As I said, hindsight is a wonderful thing.


  1. I'm sure we all wish we had the power to foresee the future (to a certain extent). We make decisions based on the options available to us at the time. We can't change the past, much as we might want to at times. I agree about wanting to live somewhere close to amenities, though. As you get older, you want to be able to get to shops/surgeries etc easily. xx

  2. It is a wonderful thing and we've all had it at one time or another. I know I have and I tend to try to focus in the good things that came out of the decision (not always successfully, but I try). If I'd not married I wouldn't have had to go through a divorce with all the assoviated traumas and sorrow but I wouldn't have Beth, Dave and Alex and I cannot imagine that. I guess life is one long balance on a seasaw really.
    Love to you.

  3. Hi Sue hope all is good with you.
    We have been through a similar journey as you selling ours in 2010.
    We love it here and would never be able to afford a place like this, our land lord owns the property we rent with his brother, it has been valued this year so at the end of the day they could sell whenever, luckily we are ready to do something ourselves now just using a very small pension, we actually enquired about something today but it has had an offer already so looks like it will be no good which is a shame.

  4. When Tony and I were thinking of moving a couple of years ago, my very wise friend suggested buying near shops, a doctors surgery and a bus route. That colours our decision every time we get the urge to up sticks and downsize.

  5. My advice for what it is worth would be to start looking at possible places to move to in the future - a small village perhaps or market town - where there are a few shops and on a bus route.
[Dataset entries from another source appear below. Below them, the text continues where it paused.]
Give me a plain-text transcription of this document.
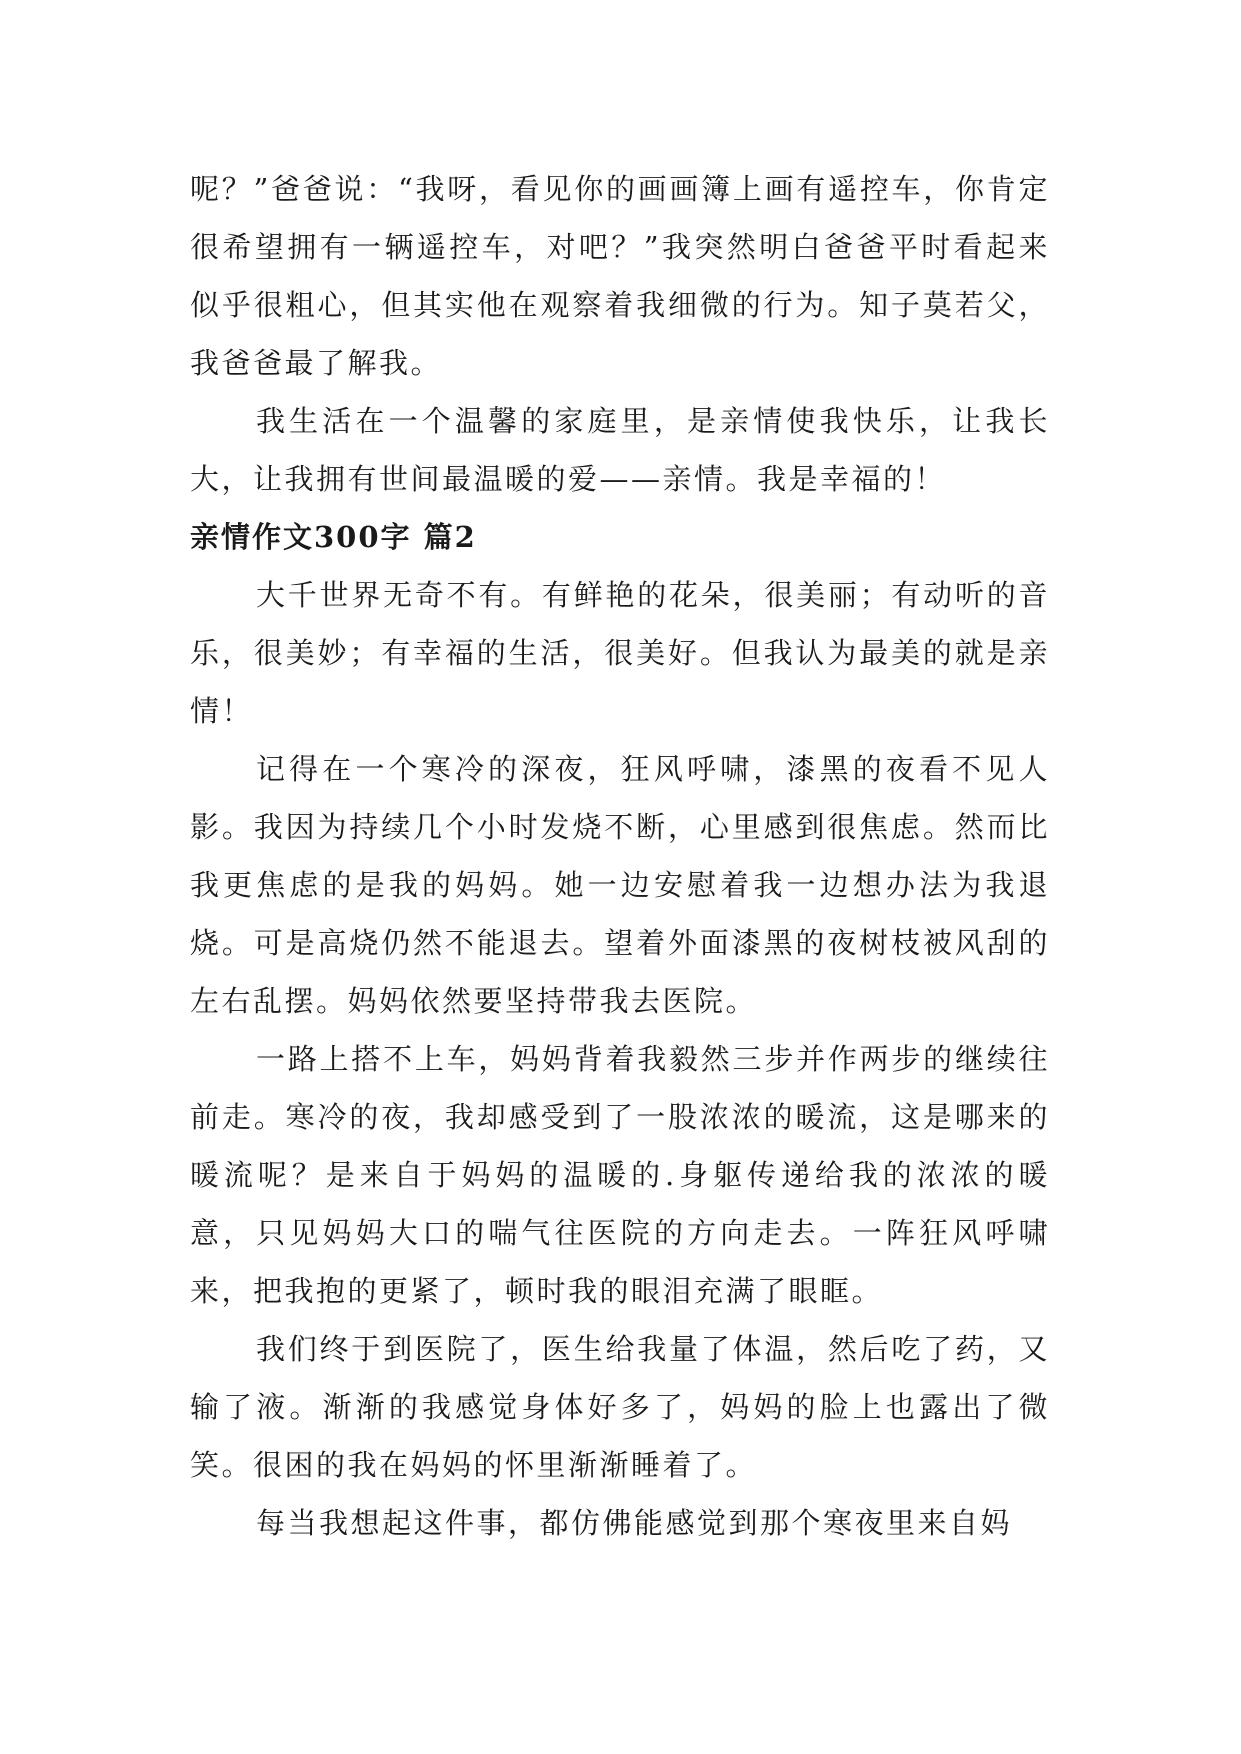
呢？”爸爸说：“我呀，看见你的画画簿上画有遥控车，你肯定很希望拥有一辆遥控车，对吧？”我突然明白爸爸平时看起来似乎很粗心，但其实他在观察着我细微的行为。知子莫若父，我爸爸最了解我。

我生活在一个温馨的家庭里，是亲情使我快乐，让我长大，让我拥有世间最温暖的爱——亲情。我是幸福的！

亲情作文300字 篇2

大千世界无奇不有。有鲜艳的花朵，很美丽；有动听的音乐，很美妙；有幸福的生活，很美好。但我认为最美的就是亲情！

记得在一个寒冷的深夜，狂风呼啸，漆黑的夜看不见人影。我因为持续几个小时发烧不断，心里感到很焦虑。然而比我更焦虑的是我的妈妈。她一边安慰着我一边想办法为我退烧。可是高烧仍然不能退去。望着外面漆黑的夜树枝被风刮的左右乱摆。妈妈依然要坚持带我去医院。

一路上搭不上车，妈妈背着我毅然三步并作两步的继续往前走。寒冷的夜，我却感受到了一股浓浓的暖流，这是哪来的暖流呢？是来自于妈妈的温暖的.身躯传递给我的浓浓的暖意，只见妈妈大口的喘气往医院的方向走去。一阵狂风呼啸来，把我抱的更紧了，顿时我的眼泪充满了眼眶。

我们终于到医院了，医生给我量了体温，然后吃了药，又输了液。渐渐的我感觉身体好多了，妈妈的脸上也露出了微笑。很困的我在妈妈的怀里渐渐睡着了。

每当我想起这件事，都仿佛能感觉到那个寒夜里来自妈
When my dad died my mum then 80 tried to carry on - she even drove for a while but she lived in a lonely spot with beautiful view and garden between two villages with steep hills, not near any shops and not on a bus route. Eventually she got too lonely and it was a struggle getting out for food especially in the winter etc so she had to sell up and bought a McCarthy and Stone retirement apartment nearer to my sister. She wished she had done it when dad was still alive -it gave her a new lease of life -she has shops, the hairdressers and doctors and a park nearby - even now at 93 she is still just about coping and has never looked back.
    It is a difficult decision to plan for the future and hard to imagine yourself older and with a more limited mobility but I know from experience with my grandparents and then parents that it does come to us all and I think it is best to be prepared.
    I agree with the hindsight though - it happens to us all too. x

  6. Even though you love where you live it isn't conducive to staying there into old age, going by what you've written above. Moving is a very stressful time but we all have to do what we have to do. Just my opinion, but I would start looking for somewhere better suited for your old age sooner rather than later.

  7. I believe in , the right thing will happen when it needs to. Just keep all options open and be ready when it happens.